[standards-jig] A Proposal to the DTCP/JOBS/PASS madness
jan at gondor.com
Fri Dec 13 20:17:08 UTC 2002
On Fri, Dec 13, 2002 at 11:16:52AM -0700, Ben Schumacher wrote:
> Jan Niehusmann wrote:
> | - it may take a long time to establish a connection, because the clients
> | may have to wait for a TCP connection timeout before they notice that
> | a connection is not possible.
> This is a problem shared by any protocol that tries to make a TCP
> connection, including DTCP, JOBS, etc. This is an accepted reality of
> network programming.
Here you missed the only major difference between DTCP and Dave's
suggestion. With DTCP, both sides try to connect at the same time, and
as soon as one connection succeeds, the others are aborted. We only need
to wait for a timeout once, and if it expires, the connection failed.
With Dave's protocol, first the target tries the TCP connection,
waits for the timeout, then notifies the initiator of the unsuccessful
attempt and offers a connection in the opposite direction. So even a
successful connection may have to wait for a connection timeout first,
which is unacceptable if it happens for each transfer.
In order to work around that problem, clients would need to 'cache' the
information that some connections are not possible and should not be
tried, which means additional code complication. And how should a
client notice transient connection problems?
Unfortunately, with DTCP's approach to initiate TCP connections in both
directions at the same time, there is an ambiguity if both connections
succeed. In order to resolve that ambiguity and decide which one of the
connections to use, DTCP implemented the handshake on the TCP channel.
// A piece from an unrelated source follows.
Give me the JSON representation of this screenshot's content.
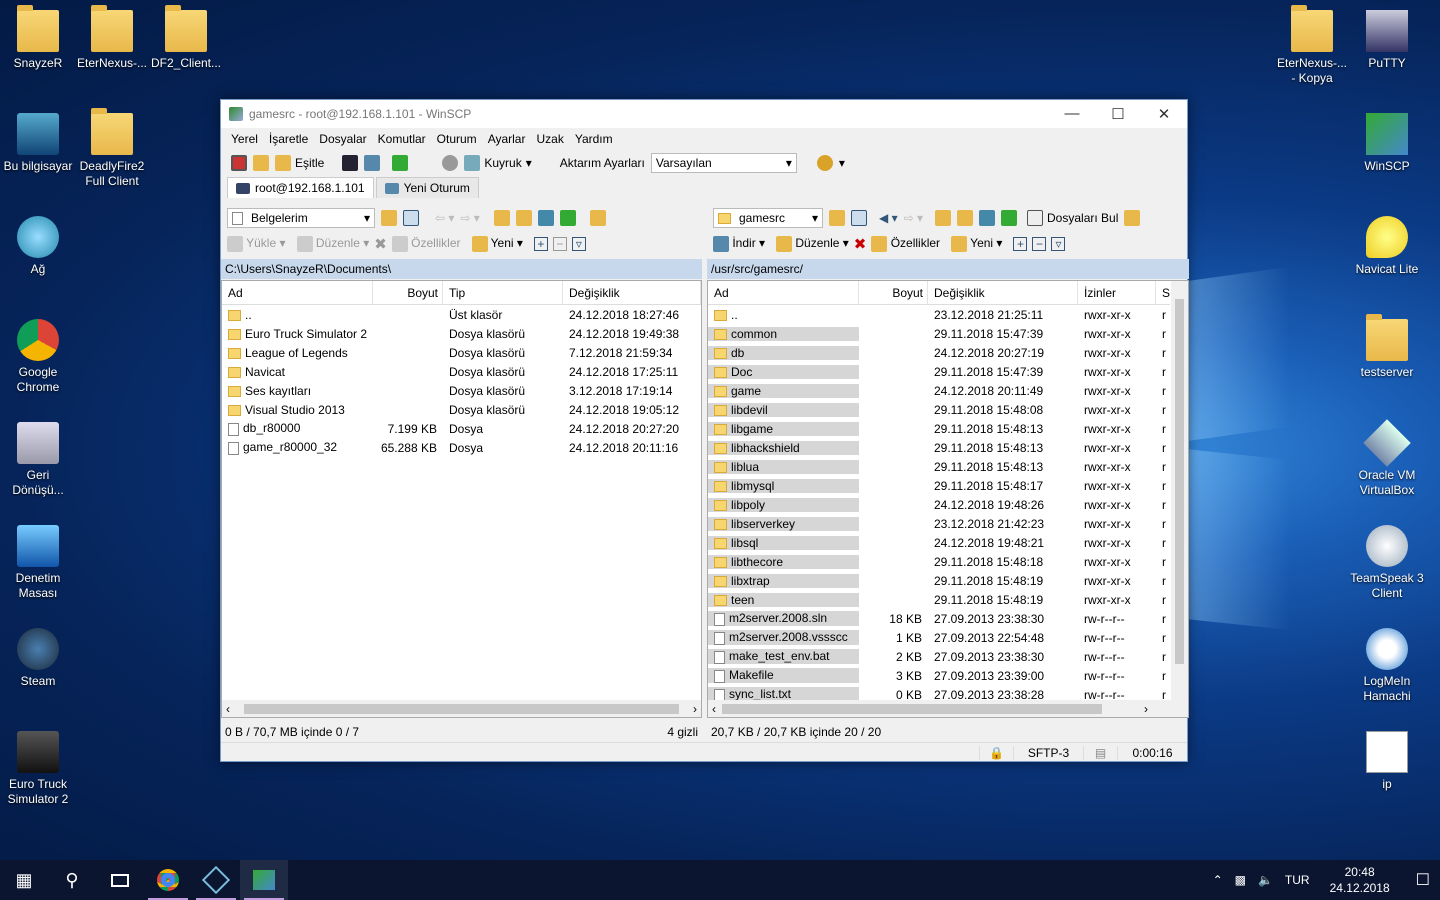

But perhaps even that handshake may be moved over to the jabber stream?
I'll go on and try to modify JEP-0046 to match Dave's idea, perhaps we
could have best of both?
> | - a client may not know that it is firewalled, so how to decide if a
> | proxy is necessary?
> The software may not, but generally a user would be aware. In a well
> designed client, I could add an option of "always use proxy server" or
> something similar.
Right, most users would be aware of firewalls, and with a helpful error
message on a failed direct connection, even users who are not may
be hinted to try that option.
> why we feel we need to create new protocols for everything. HTTP may not
> be appropriate for IM, but it most certainly works for serving files...
> that is what the protocol was designed to do, after all.
I mostly agree. But I think we may not need a protocol at all:
A typical IM file transfer is initiated by the sender, who offers
the file via the IM protocol. In our case, some kind of jabber XML
would be sent to announce the file. In order to give the recipient
sufficient information to decide if he wants to accept the transfer, that
announcement should include filename, length, description, and perhaps
mime type, if available. At that point, all these facts are known to
the receiving client, which makes most of the HTTP protocol redundant.
We could simply send the file through the TCP connection without any
The difference to typical HTTP usage is that with HTTP, there is usually
no prior information exchange, so HTTP needs to carry all the meta
information about the transfered file.
> | Perhaps that could even be extended to allow UDP 'connections', allowing
> /me shudders.
;-) just an idea, not to be taken too serious.